Individuals with MSUD must follow a protein-restricted diet that limits their intake of branched-chain amino acids. To ensure appropriate growth and development, protein restriction should begin as soon as feasible after delivery. There are synthetic (artificial) formulations available that give all of the nutrients required for optimal growth and development but lack leucine, isoleucine, and valine.
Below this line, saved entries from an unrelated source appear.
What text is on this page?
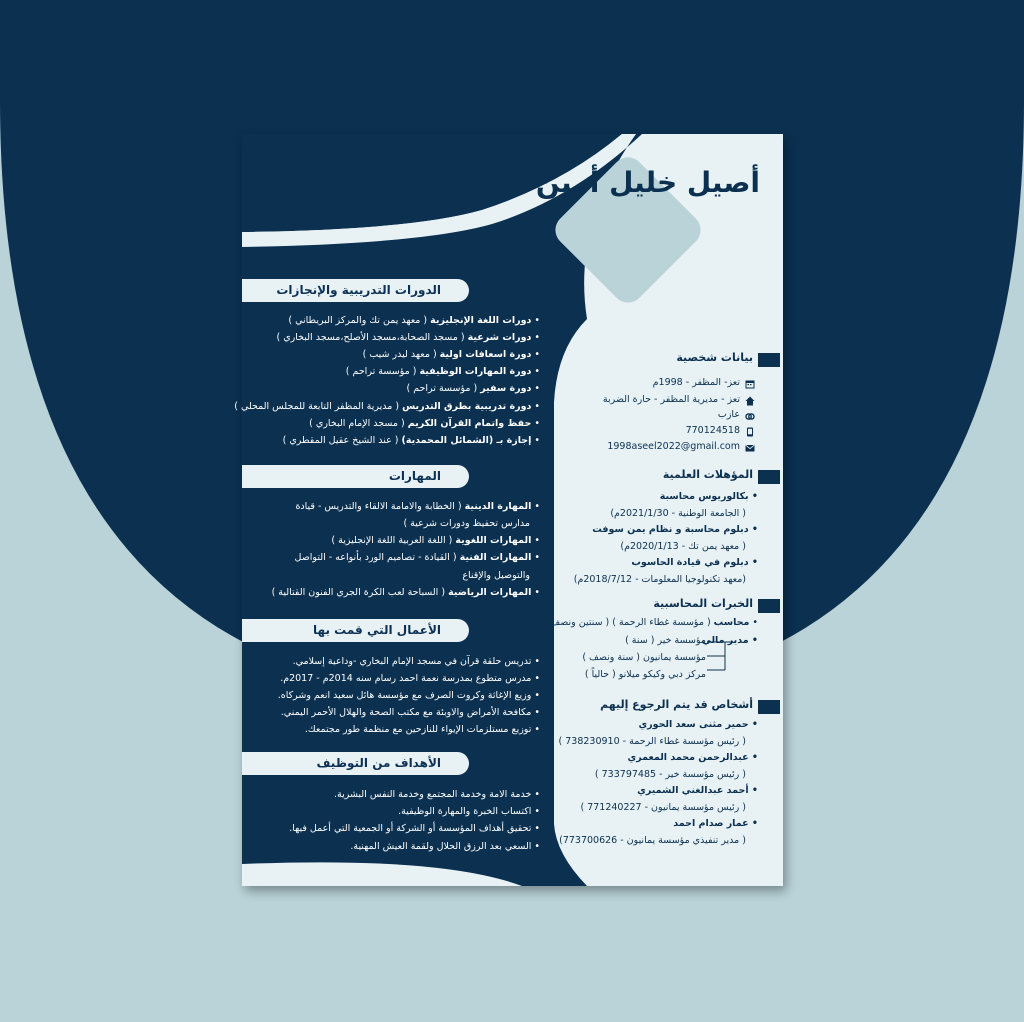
أصيل خليل أمين فرحان
الدورات التدريبية والإنجازات
• دورات اللغة الإنجليزية ( معهد يمن تك والمركز البريطاني )
• دورات شرعية ( مسجد الصحابة،مسجد الأصلح،مسجد البخاري )
• دورة اسعافات اولية ( معهد ليدر شيب )
• دورة المهارات الوظيفية ( مؤسسة تراحم )
• دورة سفير ( مؤسسة تراحم )
• دورة تدريبية بطرق التدريس ( مديرية المظفر التابعة للمجلس المحلي )
• حفظ واتمام القرآن الكريم ( مسجد الإمام البخاري )
• إجازة بـ (الشمائل المحمدية) ( عند الشيخ عقيل المقطري )
المهارات
• المهارة الدينية ( الخطابة والامامة الالقاء والتدريس - قيادة
مدارس تحفيظ ودورات شرعية )
• المهارات اللغوية ( اللغة العربية اللغة الإنجليزية )
• المهارات الفنية ( القيادة - تصاميم الورد بأنواعه - التواصل
والتوصيل والإقناع
• المهارات الرياضية ( السباحة لعب الكرة الجري الفنون القتالية )
الأعمال التي قمت بها
• تدريس حلقة قرآن في مسجد الإمام البخاري -وداعية إسلامي.
• مدرس متطوع بمدرسة نعمة احمد رسام سنه 2014م - 2017م.
• وزيع الإغاثة وكروت الصرف مع مؤسسة هائل سعيد انعم وشركاه.
• مكافحة الأمراض والاوبئة مع مكتب الصحة والهلال الأحمر اليمني.
• توزيع مستلزمات الإيواء للنازحين مع منظمة طور مجتمعك.
الأهداف من التوظيف
• خدمة الامة وخدمة المجتمع وخدمة النفس البشرية.
• اكتساب الخبرة والمهارة الوظيفية.
• تحقيق أهداف المؤسسة أو الشركة أو الجمعية التي أعمل فيها.
• السعي بعد الرزق الحلال ولقمة العيش المهنية.
بيانات شخصية
تعز- المظفر - 1998م
تعز - مديرية المظفر - حارة الضربة
عازب
770124518
1998aseel2022@gmail.com
المؤهلات العلمية
• بكالوريوس محاسبة
( الجامعة الوطنية - 2021/1/30م)
• دبلوم محاسبة و نظام يمن سوفت
( معهد يمن تك - 2020/1/13م)
• دبلوم في قيادة الحاسوب
(معهد تكنولوجيا المعلومات - 2018/7/12م)
الخبرات المحاسبية
• محاسب ( مؤسسة غطاء الرحمة ) ( سنتين ونصف )
• مدير مالي
مؤسسة خير ( سنة )
مؤسسة يمانيون ( سنة ونصف )
مركز دبي وكيكو ميلانو ( حالياً )
أشخاص قد يتم الرجوع إليهم
• حمير مثنى سعد الحوري
( رئيس مؤسسة غطاء الرحمة - 738230910 )
• عبدالرحمن محمد المعمري
( رئيس مؤسسة خير - 733797485 )
• أحمد عبدالغني الشميري
( رئيس مؤسسة يمانيون - 771240227 )
• عمار صدام احمد
( مدير تنفيذي مؤسسة يمانيون - 773700626)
Diet management is a continual balancing act between providing adequate food, protein, and BCAAs to support normal growth and development on the one hand and attempting to keep the patient's condition and biochemistry within therapeutic ranges on the other. Limiting the quantity of leucine in the diet is very crucial. The three amino acids are all necessary nutrients.

They are introduced to the diet in tiny doses based on their plasma levels. The quantity of leucine, isoleucine, and valine that a kid can tolerate is determined by residual enzyme activity. Affected youngsters must be examined on a frequent basis to ensure that their food is appropriate and that their amino acid levels are within within acceptable ranges.

Some doctors prescribe a thiamine treatment trial to see if an afflicted person is thiamine-responsive. However, no person with MSUD has ever been treated only with thiamine. Other forms of therapy include symptomatic and supportive. Affected individuals and their families should seek genetic counseling.



Neurometabolic diseases are a category of ailments that cause difficulties with metabolism as well as brain function, and can result in uncontrolled seizures, aberrant movements, or the loss of developmental milestones. Mitochrondial and demyelinating diseases are examples of these.